Ride quality is further refined on the Rolls-Royce Ghost Series II
Ghost Rider IN A CLASS OF ITS OWN: On the exterior of the Series II, the changes have been reserved for the front end, where there are new LED headlights with daytime running lights and chrome inserts in the air dam below. PHOTO: ROLLS-ROYCE

IT may sound somewhat strange to say this but the Rolls-Royce Ghost has become more comfortable. Rolls-Royce is renowned for its "waftability" and it is expected that each car bearing the Spirit of Ecstasy flying lady atop its imposing grille will present ride comfort in its most developed form.


So it is surprising to hear that the recently updated Ghost has managed to elevate the quality of its famed magic carpet ride. On the exterior of the Series II, the changes have been reserved for the front end, where there are new LED headlights with daytime running lights and chrome inserts in the air dam below.

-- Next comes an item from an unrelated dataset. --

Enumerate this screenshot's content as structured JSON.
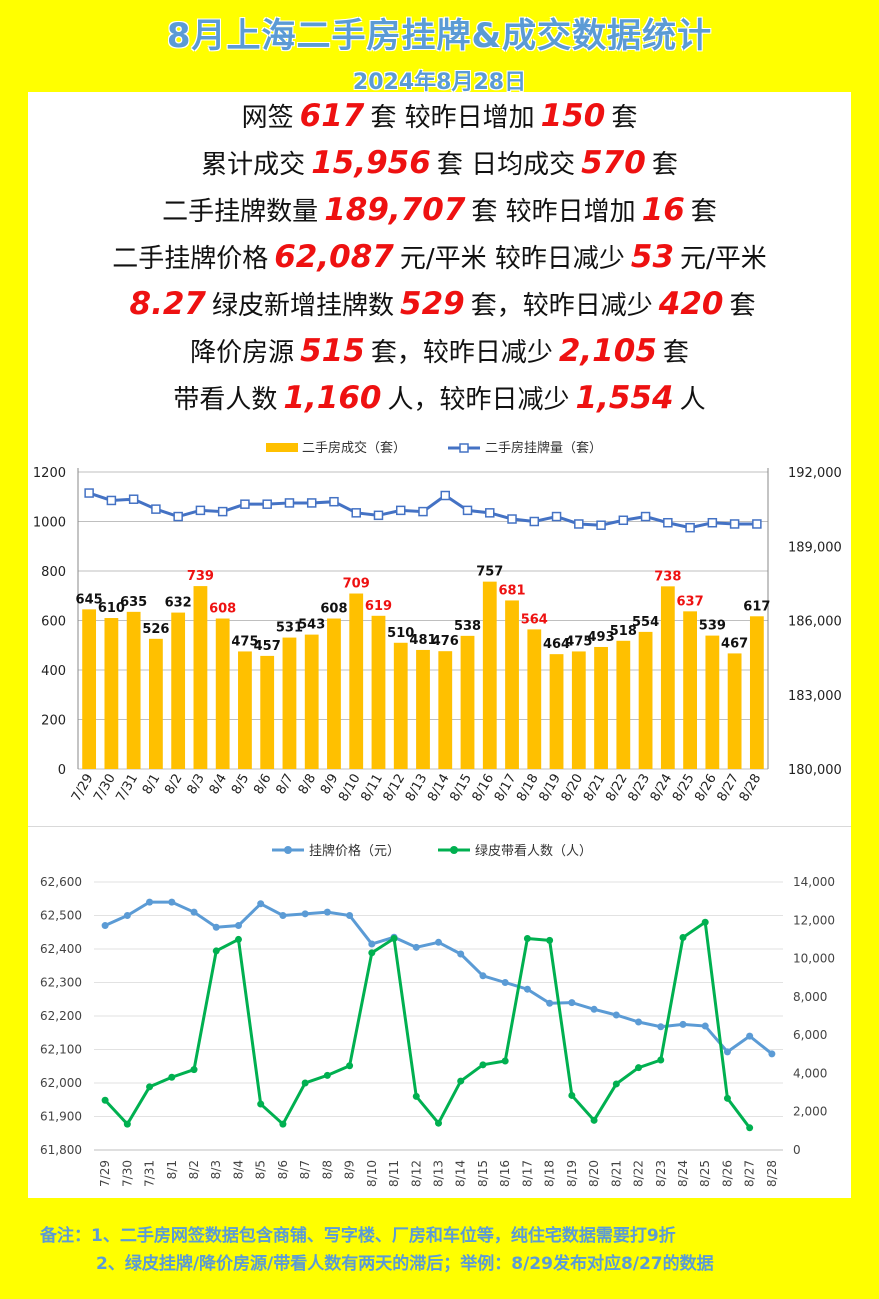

The long bonnet which used to be flat now gets a "wake channel" with a chrome strip. The re-shaped bumpers are a bit more subtle and the front fenders are slightly widened for a bolder look.

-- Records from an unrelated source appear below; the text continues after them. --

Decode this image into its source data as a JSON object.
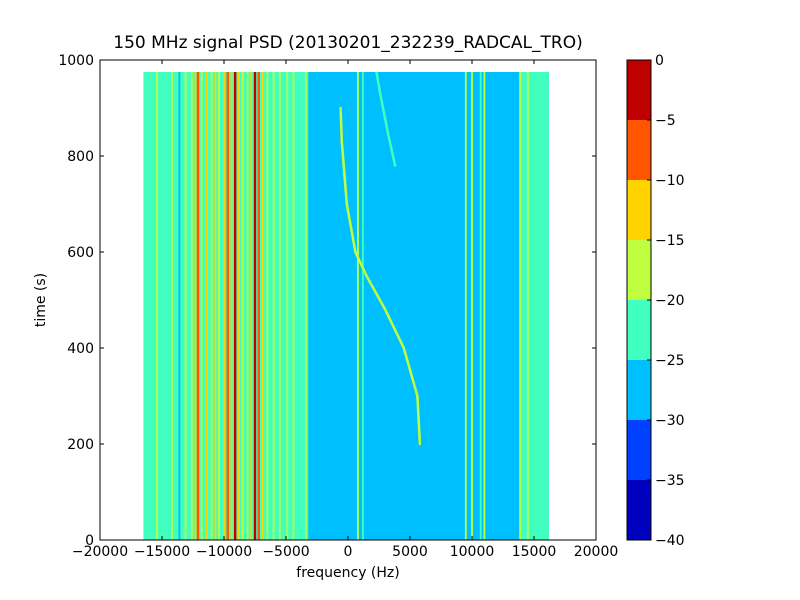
{
  "chart_data": {
    "type": "heatmap",
    "title": "150 MHz signal PSD (20130201_232239_RADCAL_TRO)",
    "xlabel": "frequency (Hz)",
    "ylabel": "time (s)",
    "xlim": [
      -20000,
      20000
    ],
    "ylim": [
      0,
      1000
    ],
    "xticks": [
      -20000,
      -15000,
      -10000,
      -5000,
      0,
      5000,
      10000,
      15000,
      20000
    ],
    "xtick_labels": [
      "−20000",
      "−15000",
      "−10000",
      "−5000",
      "0",
      "5000",
      "10000",
      "15000",
      "20000"
    ],
    "yticks": [
      0,
      200,
      400,
      600,
      800,
      1000
    ],
    "ytick_labels": [
      "0",
      "200",
      "400",
      "600",
      "800",
      "1000"
    ],
    "data_extent": {
      "x": [
        -16500,
        16200
      ],
      "y": [
        0,
        975
      ]
    },
    "background_value": -27.5,
    "colorbar": {
      "levels": [
        -40,
        -35,
        -30,
        -25,
        -20,
        -15,
        -10,
        -5,
        0
      ],
      "tick_labels": [
        "−40",
        "−35",
        "−30",
        "−25",
        "−20",
        "−15",
        "−10",
        "−5",
        "0"
      ],
      "colors": [
        "#0000bf",
        "#0040ff",
        "#00bfff",
        "#40ffbf",
        "#bfff40",
        "#ffd200",
        "#ff5500",
        "#bf0000"
      ]
    },
    "band_regions": [
      {
        "x": [
          -16500,
          -13500
        ],
        "value": -22.5
      },
      {
        "x": [
          -13500,
          -3200
        ],
        "value": -22.5
      },
      {
        "x": [
          13800,
          16200
        ],
        "value": -22.5
      }
    ],
    "vertical_lines": [
      {
        "freq": -16000,
        "value": -22.5
      },
      {
        "freq": -15400,
        "value": -17.5
      },
      {
        "freq": -14800,
        "value": -22.5
      },
      {
        "freq": -14200,
        "value": -17.5
      },
      {
        "freq": -13600,
        "value": -27.5
      },
      {
        "freq": -13100,
        "value": -17.5
      },
      {
        "freq": -12600,
        "value": -17.5
      },
      {
        "freq": -12300,
        "value": -12.5
      },
      {
        "freq": -12100,
        "value": -7.5
      },
      {
        "freq": -11800,
        "value": -17.5
      },
      {
        "freq": -11400,
        "value": -12.5
      },
      {
        "freq": -11000,
        "value": -17.5
      },
      {
        "freq": -10700,
        "value": -12.5
      },
      {
        "freq": -10400,
        "value": -17.5
      },
      {
        "freq": -10000,
        "value": -12.5
      },
      {
        "freq": -9700,
        "value": -7.5
      },
      {
        "freq": -9400,
        "value": -12.5
      },
      {
        "freq": -9100,
        "value": -2.5
      },
      {
        "freq": -8800,
        "value": -12.5
      },
      {
        "freq": -8500,
        "value": -17.5
      },
      {
        "freq": -8100,
        "value": -17.5
      },
      {
        "freq": -7800,
        "value": -12.5
      },
      {
        "freq": -7500,
        "value": -2.5
      },
      {
        "freq": -7200,
        "value": -7.5
      },
      {
        "freq": -6900,
        "value": -12.5
      },
      {
        "freq": -6500,
        "value": -17.5
      },
      {
        "freq": -6000,
        "value": -17.5
      },
      {
        "freq": -5500,
        "value": -17.5
      },
      {
        "freq": -4900,
        "value": -17.5
      },
      {
        "freq": -4400,
        "value": -17.5
      },
      {
        "freq": -3800,
        "value": -22.5
      },
      {
        "freq": -3400,
        "value": -17.5
      },
      {
        "freq": 800,
        "value": -17.5
      },
      {
        "freq": 1200,
        "value": -22.5
      },
      {
        "freq": 9500,
        "value": -17.5
      },
      {
        "freq": 10000,
        "value": -17.5
      },
      {
        "freq": 10700,
        "value": -22.5
      },
      {
        "freq": 11000,
        "value": -17.5
      },
      {
        "freq": 13900,
        "value": -17.5
      },
      {
        "freq": 14500,
        "value": -17.5
      },
      {
        "freq": 15000,
        "value": -22.5
      }
    ],
    "traces": [
      {
        "name": "",
        "value": -17.5,
        "points": [
          [
            5800,
            200
          ],
          [
            5600,
            300
          ],
          [
            4500,
            400
          ],
          [
            3000,
            480
          ],
          [
            1500,
            550
          ],
          [
            600,
            600
          ],
          [
            -100,
            700
          ],
          [
            -500,
            830
          ],
          [
            -600,
            900
          ]
        ]
      },
      {
        "name": "",
        "value": -22.5,
        "points": [
          [
            3800,
            780
          ],
          [
            3200,
            850
          ],
          [
            2600,
            930
          ],
          [
            2300,
            975
          ]
        ]
      }
    ]
  }
}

Inside, there are tiny tweaks to the dashboard, with the addition of the Ghost name below the clock and the rotary controller's new touchpad for tracing out characters. The new background colour for the 10.25-inch centre display is equally subtle, thus making the new seat design the most significant change for the Ghost. In the Series II, Rolls-Royce has given the Ghost less lounge-like and more body hugging seats. The seat squabs, which used to be flatter and wider with more cushioning, are now firmer. Front passengers now get extendable lower thigh support.

 

But the biggest improvement is experienced when ensconced in these new seats, especially the ones at the back. New mapping for the air suspension and new rear hydraulic axle bearings have refined the damping for a more cushioned ride. If there was any harshness or thumping going over bumps previously, it has been further reduced, with the Rolls-Royce Ghost Series II seemingly gliding over them.


Most impressive, however, is the improved body control when changing lanes or making a U-turn - the Series II executes both these manoeuvres more smoothly. From the rear of the car, there is noticeably less body roll.


Also different from behind the wheel are the steering and throttle response. The steering with its thicker rim has more feel while the accelerator is more sensitive and capable of finer inputs.


Where the Ghost would "lurch" forward from stationary previously, the gas pedal can now be better modulated to achieve a smoother take-off.

Together with the recalibrated eight-speed automatic transmission, the air suspension compensates for braking and tilting by adjusting the dampers instantly to maximise passenger comfort.


So while some may dismiss the Ghost as being a glorified 7 Series because it shares the same basic platform as the full-size BMW sedan, there is actually little basis for comparison. This Rolls-Royce is clearly in a different class.